(ATR) Pierre Beckers says ongoing talks with LA 2028 organizers can help eliminate the costly mistakes made in the organization of past Olympics.
The chair of the IOC’s coordination commission for Paris 2024 revealed to reporters in PyeongChang that the first official joint meeting with Los Angeles 2028 leaders will take place in the spring. His IOC counterpart Patrick Baumann, who is overseeing the U.S. city’s Games preparations, and Olympic Games executive director Christophe Dubi will be among others participating. The date is not yet confirmed.
"We really want to explore concretely what we can do together. I think it will be important not only as a public relations signal but really as a way to show that the Olympic Movement can get together to be more efficient and do more things at the same cost and to reduce costs where possible," Beckers told Around the Rings editor Ed Hula in PyeongChang.
Beckers said it would be the first of many such summits between leaders of the Olympic host cities.
"I think it will be fantastic because, let’s be honest, in the past and until today organising committees have a strong interest to spend a day or half a day with other organising cities but usually it stops there.
"One of my surprises in the past has been to see how many mistakes are sometimes being repeated in spite of the examples that everybody has in front of them.

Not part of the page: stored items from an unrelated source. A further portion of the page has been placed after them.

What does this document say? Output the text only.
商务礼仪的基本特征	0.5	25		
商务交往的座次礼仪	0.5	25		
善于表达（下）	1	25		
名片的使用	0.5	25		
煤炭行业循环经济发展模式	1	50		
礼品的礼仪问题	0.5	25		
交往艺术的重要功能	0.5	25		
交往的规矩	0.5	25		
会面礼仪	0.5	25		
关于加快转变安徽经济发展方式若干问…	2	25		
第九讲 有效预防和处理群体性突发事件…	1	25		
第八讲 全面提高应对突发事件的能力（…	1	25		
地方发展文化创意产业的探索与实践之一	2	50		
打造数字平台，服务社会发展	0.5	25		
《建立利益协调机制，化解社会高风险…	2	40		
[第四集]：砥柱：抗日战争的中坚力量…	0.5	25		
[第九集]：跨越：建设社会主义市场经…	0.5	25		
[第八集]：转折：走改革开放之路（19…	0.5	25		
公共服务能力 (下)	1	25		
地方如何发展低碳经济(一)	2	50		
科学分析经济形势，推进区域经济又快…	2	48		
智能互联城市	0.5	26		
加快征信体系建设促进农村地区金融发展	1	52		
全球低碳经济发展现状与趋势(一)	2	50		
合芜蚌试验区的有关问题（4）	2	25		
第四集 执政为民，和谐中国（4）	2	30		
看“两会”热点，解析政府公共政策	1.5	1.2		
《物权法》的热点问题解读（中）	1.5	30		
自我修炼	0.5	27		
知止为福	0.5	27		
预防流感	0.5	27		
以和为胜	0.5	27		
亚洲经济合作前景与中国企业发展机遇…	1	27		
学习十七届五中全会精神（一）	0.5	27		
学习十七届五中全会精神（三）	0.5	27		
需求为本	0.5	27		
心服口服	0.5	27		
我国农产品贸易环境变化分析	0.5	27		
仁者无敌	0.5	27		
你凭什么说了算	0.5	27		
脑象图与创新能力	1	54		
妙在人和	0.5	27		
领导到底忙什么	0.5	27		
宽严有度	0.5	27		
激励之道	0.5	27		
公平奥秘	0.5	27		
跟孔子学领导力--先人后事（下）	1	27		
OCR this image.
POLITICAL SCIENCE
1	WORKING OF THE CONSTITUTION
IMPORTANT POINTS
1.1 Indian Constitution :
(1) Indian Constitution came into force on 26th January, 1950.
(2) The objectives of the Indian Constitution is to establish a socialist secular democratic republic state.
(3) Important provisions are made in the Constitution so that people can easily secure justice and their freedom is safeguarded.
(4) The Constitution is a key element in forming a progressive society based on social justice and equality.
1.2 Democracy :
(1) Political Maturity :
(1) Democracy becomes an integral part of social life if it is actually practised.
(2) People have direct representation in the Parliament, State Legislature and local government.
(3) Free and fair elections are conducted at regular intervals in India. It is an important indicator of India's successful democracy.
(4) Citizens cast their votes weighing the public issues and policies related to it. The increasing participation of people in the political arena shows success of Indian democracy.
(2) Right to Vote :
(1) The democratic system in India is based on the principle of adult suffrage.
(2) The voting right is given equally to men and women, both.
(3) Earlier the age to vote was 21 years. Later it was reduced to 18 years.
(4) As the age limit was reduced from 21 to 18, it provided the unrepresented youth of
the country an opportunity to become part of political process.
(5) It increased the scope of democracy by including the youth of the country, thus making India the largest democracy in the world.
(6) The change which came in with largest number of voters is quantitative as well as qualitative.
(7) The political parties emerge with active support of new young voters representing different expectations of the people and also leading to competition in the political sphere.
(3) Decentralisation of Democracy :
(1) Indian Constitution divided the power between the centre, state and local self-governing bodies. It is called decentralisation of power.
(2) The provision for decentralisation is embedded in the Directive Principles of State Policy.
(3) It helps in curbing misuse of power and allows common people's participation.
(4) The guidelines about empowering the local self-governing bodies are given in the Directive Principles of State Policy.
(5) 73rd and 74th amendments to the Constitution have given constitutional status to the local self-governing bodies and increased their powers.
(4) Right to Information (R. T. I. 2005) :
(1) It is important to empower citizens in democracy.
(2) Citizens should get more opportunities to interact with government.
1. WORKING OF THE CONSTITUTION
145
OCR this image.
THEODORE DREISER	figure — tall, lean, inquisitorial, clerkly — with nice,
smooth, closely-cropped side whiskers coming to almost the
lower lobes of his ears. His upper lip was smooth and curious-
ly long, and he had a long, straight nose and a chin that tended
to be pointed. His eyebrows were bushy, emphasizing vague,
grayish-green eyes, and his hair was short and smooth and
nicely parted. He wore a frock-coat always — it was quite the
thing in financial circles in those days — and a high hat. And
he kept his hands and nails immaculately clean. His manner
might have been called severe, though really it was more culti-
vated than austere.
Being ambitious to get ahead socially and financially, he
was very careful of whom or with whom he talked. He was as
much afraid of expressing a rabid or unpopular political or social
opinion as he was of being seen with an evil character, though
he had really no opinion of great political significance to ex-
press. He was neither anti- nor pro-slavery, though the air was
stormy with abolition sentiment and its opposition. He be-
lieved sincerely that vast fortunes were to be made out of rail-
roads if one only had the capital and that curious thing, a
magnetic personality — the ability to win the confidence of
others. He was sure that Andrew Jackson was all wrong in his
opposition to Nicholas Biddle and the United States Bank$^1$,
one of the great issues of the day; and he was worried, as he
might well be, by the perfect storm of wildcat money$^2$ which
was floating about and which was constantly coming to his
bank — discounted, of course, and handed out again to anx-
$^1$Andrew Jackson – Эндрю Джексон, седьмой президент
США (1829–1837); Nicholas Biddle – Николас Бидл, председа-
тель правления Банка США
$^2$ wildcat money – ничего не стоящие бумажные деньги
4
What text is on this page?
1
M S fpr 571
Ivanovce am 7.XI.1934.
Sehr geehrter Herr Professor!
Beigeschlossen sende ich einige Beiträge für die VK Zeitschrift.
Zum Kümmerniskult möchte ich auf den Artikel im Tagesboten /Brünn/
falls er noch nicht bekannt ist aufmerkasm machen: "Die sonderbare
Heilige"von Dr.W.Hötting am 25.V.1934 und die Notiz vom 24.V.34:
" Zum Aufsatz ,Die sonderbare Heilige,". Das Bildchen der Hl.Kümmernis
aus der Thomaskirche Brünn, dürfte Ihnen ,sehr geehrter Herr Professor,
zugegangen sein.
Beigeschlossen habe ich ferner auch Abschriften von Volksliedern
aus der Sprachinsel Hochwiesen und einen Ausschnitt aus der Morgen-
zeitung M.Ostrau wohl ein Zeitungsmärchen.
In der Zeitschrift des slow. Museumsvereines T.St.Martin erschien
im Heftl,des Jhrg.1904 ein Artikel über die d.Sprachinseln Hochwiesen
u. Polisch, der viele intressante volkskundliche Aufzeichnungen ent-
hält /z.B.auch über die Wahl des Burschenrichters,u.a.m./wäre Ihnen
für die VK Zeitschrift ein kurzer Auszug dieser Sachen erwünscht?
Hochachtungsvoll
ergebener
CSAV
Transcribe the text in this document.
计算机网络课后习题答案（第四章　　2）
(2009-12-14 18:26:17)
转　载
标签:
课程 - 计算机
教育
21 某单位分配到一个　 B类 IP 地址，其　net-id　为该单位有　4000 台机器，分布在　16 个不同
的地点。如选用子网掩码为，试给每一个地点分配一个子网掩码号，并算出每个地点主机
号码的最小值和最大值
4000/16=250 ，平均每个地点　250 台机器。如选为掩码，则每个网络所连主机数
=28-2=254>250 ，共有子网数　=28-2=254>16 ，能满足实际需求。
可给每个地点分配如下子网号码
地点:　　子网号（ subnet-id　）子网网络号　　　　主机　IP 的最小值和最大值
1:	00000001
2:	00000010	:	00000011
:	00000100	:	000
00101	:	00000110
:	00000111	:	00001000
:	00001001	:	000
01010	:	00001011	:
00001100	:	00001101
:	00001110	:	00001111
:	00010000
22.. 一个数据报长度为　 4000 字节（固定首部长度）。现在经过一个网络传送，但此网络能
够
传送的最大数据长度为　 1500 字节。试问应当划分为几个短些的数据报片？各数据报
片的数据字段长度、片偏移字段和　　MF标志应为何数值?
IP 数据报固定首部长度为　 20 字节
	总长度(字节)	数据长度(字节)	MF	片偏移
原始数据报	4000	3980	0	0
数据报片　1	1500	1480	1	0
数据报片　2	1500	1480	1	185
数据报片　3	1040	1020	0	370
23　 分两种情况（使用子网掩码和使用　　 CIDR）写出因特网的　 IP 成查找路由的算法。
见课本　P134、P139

Four years later it seems like the next organizing committee faces the same issues with transport, with media, with construction of the Olympic Village, on the social front… I think that is just such as waste of efficiency.
"I hope that with Los Angeles we can do things... and if it succeeds it can be repeated in the future," he added.
The president of the Belgian NOC, appointed as 2024 coordination commission chair in October, will draw on his experience of working for two other IOC commissions – he chairs the audit committee and is a member of the finance commission.
On the Paris 2024 budget, Beckers vowed to start from scratch.
"I think we need to start from a blank page of paper and decide for Paris based on Agenda 2020 and the new 100 decisions [reforms package] that we approved yesterday," he said.
"We need to decide what is right for Paris instead of simply comparing to what has been achieved before."
He said living in Brussels would be advantageous to the role of supervising the French capital’s Games preparations.
"I think it will help tremendously," he said, referring to 2018 coordination commission chair Gunilla Lindberg’s 39 visits to PyeongChang since the Korean host was awarded the Games.
"These had to be 39 exhausting trips. We are between Brussels and Paris – an hour and 20 minutes distance from each other. So it’s going to be very easy and I think it will allow me to make myself available for even a one-hour meeting, if it’s an important one," he said.
Belgium’s close cultural and historical ties with France would also aid his work on the Paris 2024 project.
"It will help me in particular to be not only available as a support but also to be present to coach and guide and sometimes to put Paris on the right tracks," he added.